Reminding me of Mike for a moment, he pokes his tongue out at her, and she pokes hers back.

I've just finished the twentieth stitch and am handing the needles back to Sarah with instructions not to let the wool trail on the inside when I hear the front door open and close. A moment later Dad walks into the living room, Mike in tow. "Greetings, earthlings," he says brightly, and we greet him in return as he vanishes again, heading for the kitchen, no doubt to make a coffee.

Doug bounces up from where he was lying by Tony and trots over to Mike, tail wagging, toy squeaking, and Mike bends down to play with him. "Hey trouble," I smile, and for the first time in a while, he looks up and smiles back. It isn't a full smile or a bright smile, or even a happy smile - but it's real, and it hasn't been for over a month. Without warning, my heart skips a beat and tears spring in my eyes. It's the tiniest thing ever to get emotional about; but it's like I've just seen a miracle happen.

"Hello."

"How was counselling?"

He straightens up again, putting his hands in his pockets and nodding. "It was good. It was hard," he admits, looking down for a moment. "I didn't say very much today. But the therapist said that was okay. Her name is Rose, she's really nice. It was...sad. Seeing how many of us there were...others like me. Who've had the same thing happen to them. But I think it's going to help."

"I'm really glad, buddy," I nod, reaching out a hand. He touches his fingers to mine and locks them, as is customary now.

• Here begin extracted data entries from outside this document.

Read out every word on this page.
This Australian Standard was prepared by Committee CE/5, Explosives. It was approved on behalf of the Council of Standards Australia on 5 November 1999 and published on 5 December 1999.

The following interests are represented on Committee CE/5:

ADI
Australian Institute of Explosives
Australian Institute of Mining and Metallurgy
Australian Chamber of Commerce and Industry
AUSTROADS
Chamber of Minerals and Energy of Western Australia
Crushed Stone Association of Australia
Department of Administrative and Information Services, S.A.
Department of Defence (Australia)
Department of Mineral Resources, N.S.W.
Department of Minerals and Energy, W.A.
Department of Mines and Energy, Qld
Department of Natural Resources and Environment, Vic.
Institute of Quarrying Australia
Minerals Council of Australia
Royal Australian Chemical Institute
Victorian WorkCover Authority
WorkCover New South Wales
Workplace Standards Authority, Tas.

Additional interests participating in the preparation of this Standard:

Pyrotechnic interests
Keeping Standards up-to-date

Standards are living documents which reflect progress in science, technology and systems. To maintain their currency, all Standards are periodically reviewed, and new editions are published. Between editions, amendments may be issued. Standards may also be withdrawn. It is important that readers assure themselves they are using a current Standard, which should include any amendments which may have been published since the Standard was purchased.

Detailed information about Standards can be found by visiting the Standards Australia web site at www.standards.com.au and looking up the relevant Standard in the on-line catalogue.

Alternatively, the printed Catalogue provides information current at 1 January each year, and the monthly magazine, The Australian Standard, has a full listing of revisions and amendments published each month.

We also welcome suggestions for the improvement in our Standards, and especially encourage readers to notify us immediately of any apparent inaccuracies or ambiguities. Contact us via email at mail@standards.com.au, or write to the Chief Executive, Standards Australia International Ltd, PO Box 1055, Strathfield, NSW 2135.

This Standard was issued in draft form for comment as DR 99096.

It was Jaime's idea - when Tony was compiling a list of various therapists he knows the numbers of, brainstorming it with Jaime in an effort to come up with one that was both competent and affordable, Jaime suddenly had an epiphany, recalling something he had stumbled across many years ago; after recruiting Tony to some frantic searching in the Yellow Pages phone directory and about half an hour of scanning, they found what he was looking for - the number for the Infinity Project, a mental health group therapy service specialising in support for survivors of sexual assault. And, because it's a charity-run organisation, it was free. Affordable, professional support. It isn't quite the cognitive behavioural therapy he probably needs at this point; but until we can get together the money to make it work for him, he has a place he can access unconditional support and maybe, just maybe, start healing.

It's been a surprisingly good week, actually, and it's all been thanks to Jaime. Not only has he succeeded in obtaining a genuinely useful point of access for Mike in terms of the beginnings of treatment, but, after conversation with Andrew, managed to find Mike his first tutor for home schooling. Andrew, it is true, currently teaches third grade - but apparently, six years ago he worked in a high school teaching both Psychology and English. So on his available days off, which are Tuesdays and Saturdays, he's going to tutor Mike privately in those subjects.

Things, to my absolute astonishment, are starting to work out. All he has to do now is find an ultimate cure for alopecia areata and we'll be fixed.

With Mom, Dad, Sarah, Tony and Mike in the house, I collect my watercolour book and my pens and pencils and deposit them in Jaime's rucksack and then we leave together, walk down the road hand in hand to the bus stop. It was his idea, to get me out of the house - although he took me out on my birthday, since we first went to the police I've barely been out at all; except for when I went into work and had breakdown of the century. I've been busy - Mom and I have been talking, working things out, making arrangements together. Trying to reconnect, I suppose, at the same time we've been trying to look after Mike without truly knowing how. I've mostly stayed inside my house, within the same sets of walls. So it's nice to be outside, nothing to do, no strings attached. I don't even need to be working on my portfolio anymore - although that coin is double sided; the other side being that the reason I don't need to work on it is that I'm not going to college.